There are a few bugs included for your pleasure. The most obvious will hit you upon initial launch of SolusOS 2. Compositing is not enabled by default due to an issue in xfm4, which causes the session to not start as xfwm4 thinks another compositing manager is already running. However it is possible to enable Compositing through Xfce4 Settings Manager, and it will work without issue (Even software rendering via llvm in VirtualBox).

On the topic of Xfce integration issues, you are prompted to enter a password to shutdown or reboot the computer from Xfce. One possibly workaround is to log out, and then shut down from Xfce. Another is to alter sudoers.

PulseAudio has not yet been integrated fully, so you will be stuck with plain ALSA. This will be fixed quite soon once we’ve completed the GStreamer Packages. A metapackage will be prepared to enable a pleasent upgrade path.

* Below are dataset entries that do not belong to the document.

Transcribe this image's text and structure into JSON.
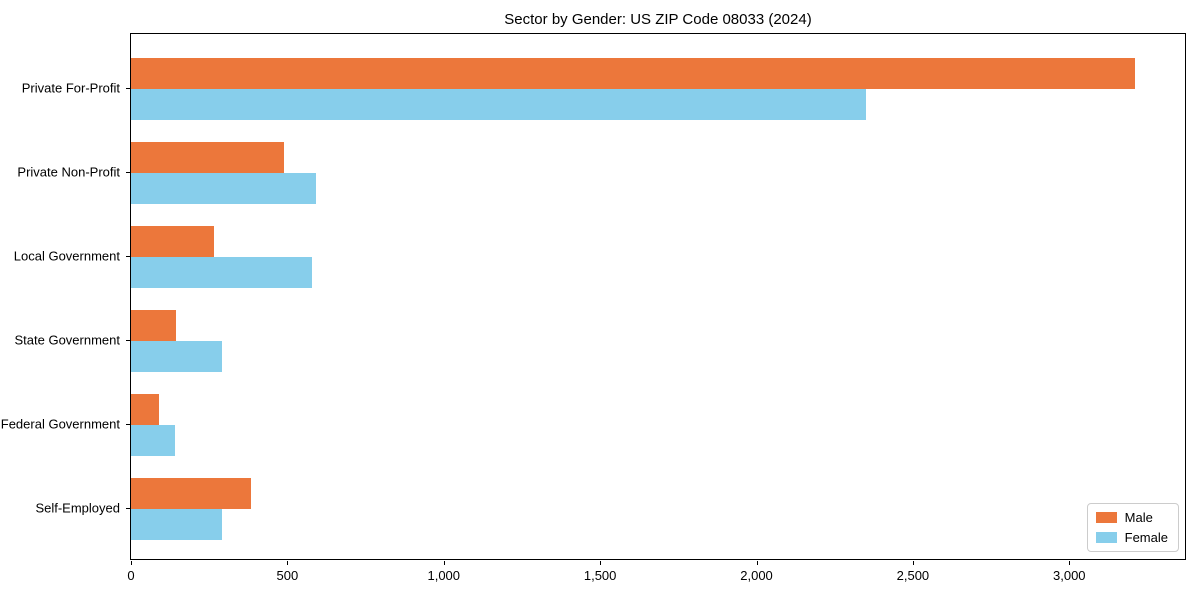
{
  "title": "Sector by Gender: US ZIP Code 08033 (2024)",
  "colors": {
    "male": "#ec773b",
    "female": "#87ceeb",
    "axis": "#000000",
    "legend_border": "#cccccc"
  },
  "chart_data": {
    "type": "bar",
    "orientation": "horizontal",
    "title": "Sector by Gender: US ZIP Code 08033 (2024)",
    "xlabel": "",
    "ylabel": "",
    "categories": [
      "Private For-Profit",
      "Private Non-Profit",
      "Local Government",
      "State Government",
      "Federal Government",
      "Self-Employed"
    ],
    "series": [
      {
        "name": "Male",
        "color": "#ec773b",
        "values": [
          3210,
          490,
          265,
          145,
          90,
          385
        ]
      },
      {
        "name": "Female",
        "color": "#87ceeb",
        "values": [
          2350,
          590,
          580,
          290,
          140,
          290
        ]
      }
    ],
    "xlim": [
      0,
      3370
    ],
    "x_ticks": [
      0,
      500,
      1000,
      1500,
      2000,
      2500,
      3000
    ],
    "x_tick_labels": [
      "0",
      "500",
      "1,000",
      "1,500",
      "2,000",
      "2,500",
      "3,000"
    ],
    "grid": false,
    "legend_position": "lower right"
  },
  "legend": {
    "entries": [
      {
        "label": "Male",
        "color": "#ec773b"
      },
      {
        "label": "Female",
        "color": "#87ceeb"
      }
    ]
  }
}
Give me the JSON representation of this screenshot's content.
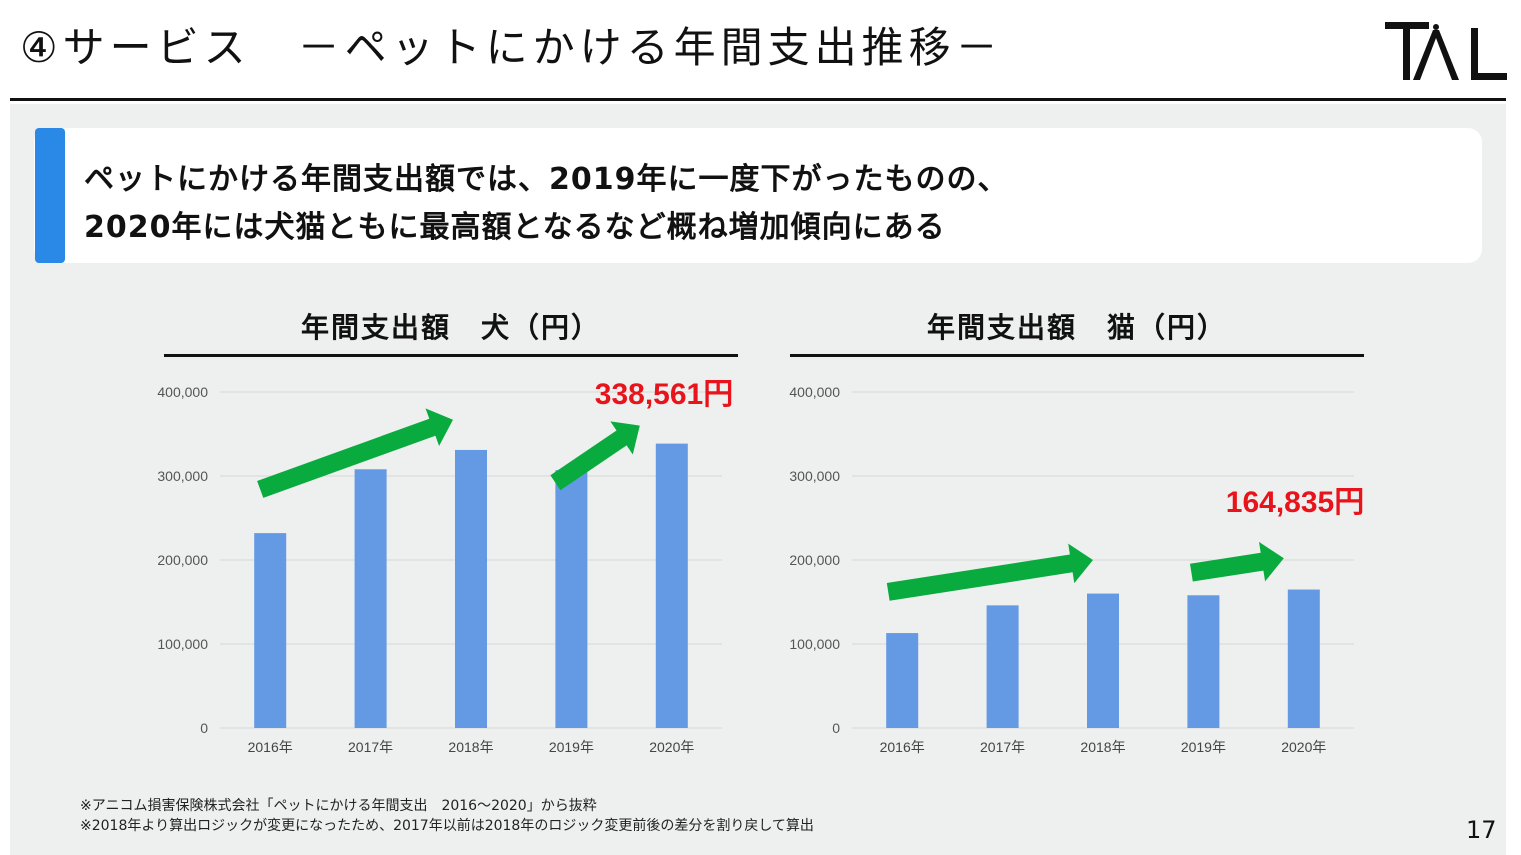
{
  "header": {
    "title": "④サービス　－ペットにかける年間支出推移－",
    "logo_text": "TAL"
  },
  "message": {
    "line1": "ペットにかける年間支出額では、2019年に一度下がったものの、",
    "line2": "2020年には犬猫ともに最高額となるなど概ね増加傾向にある"
  },
  "chart_data": [
    {
      "type": "bar",
      "title": "年間支出額　犬（円）",
      "categories": [
        "2016年",
        "2017年",
        "2018年",
        "2019年",
        "2020年"
      ],
      "values": [
        232000,
        308000,
        331000,
        307000,
        338561
      ],
      "ylim": [
        0,
        400000
      ],
      "yticks": [
        "0",
        "100,000",
        "200,000",
        "300,000",
        "400,000"
      ],
      "highlight": "338,561円",
      "bar_color": "#6499e3",
      "arrow_color": "#0aab3e",
      "highlight_color": "#e8141b"
    },
    {
      "type": "bar",
      "title": "年間支出額　猫（円）",
      "categories": [
        "2016年",
        "2017年",
        "2018年",
        "2019年",
        "2020年"
      ],
      "values": [
        113000,
        146000,
        160000,
        158000,
        164835
      ],
      "ylim": [
        0,
        400000
      ],
      "yticks": [
        "0",
        "100,000",
        "200,000",
        "300,000",
        "400,000"
      ],
      "highlight": "164,835円",
      "bar_color": "#6499e3",
      "arrow_color": "#0aab3e",
      "highlight_color": "#e8141b"
    }
  ],
  "footnotes": {
    "note1": "※アニコム損害保険株式会社「ペットにかける年間支出　2016～2020」から抜粋",
    "note2": "※2018年より算出ロジックが変更になったため、2017年以前は2018年のロジック変更前後の差分を割り戻して算出"
  },
  "page_number": "17"
}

X takes a long time to start. I feel this may again be the issue of xkbcomp being run on every startup of the X server, work is underway to see how best to have this upstreamed and resolved, if applicable.

gpk-application and gpk-update-viewer are bypassing password prompts. polkit-gnome is included by default, and is known to work. Somehow it would seem that the environmental variables are not being passed to X applications started “normally”.

PiSi will not function correctly as a normal user. The log file is not writable. We will address this in a future version of PiSi. You can remedy this by doing the following command:

sudo chmod a+w /var/log/pisi.log

Last but not least

Thank you all for your patience while I got SolusOS 2 A9 together. Given that many of you will be installing SolusOS 2, I look forward to seeing your contributions on the SolusOS Infrastructure! More importantly, enjoy using SolusOS.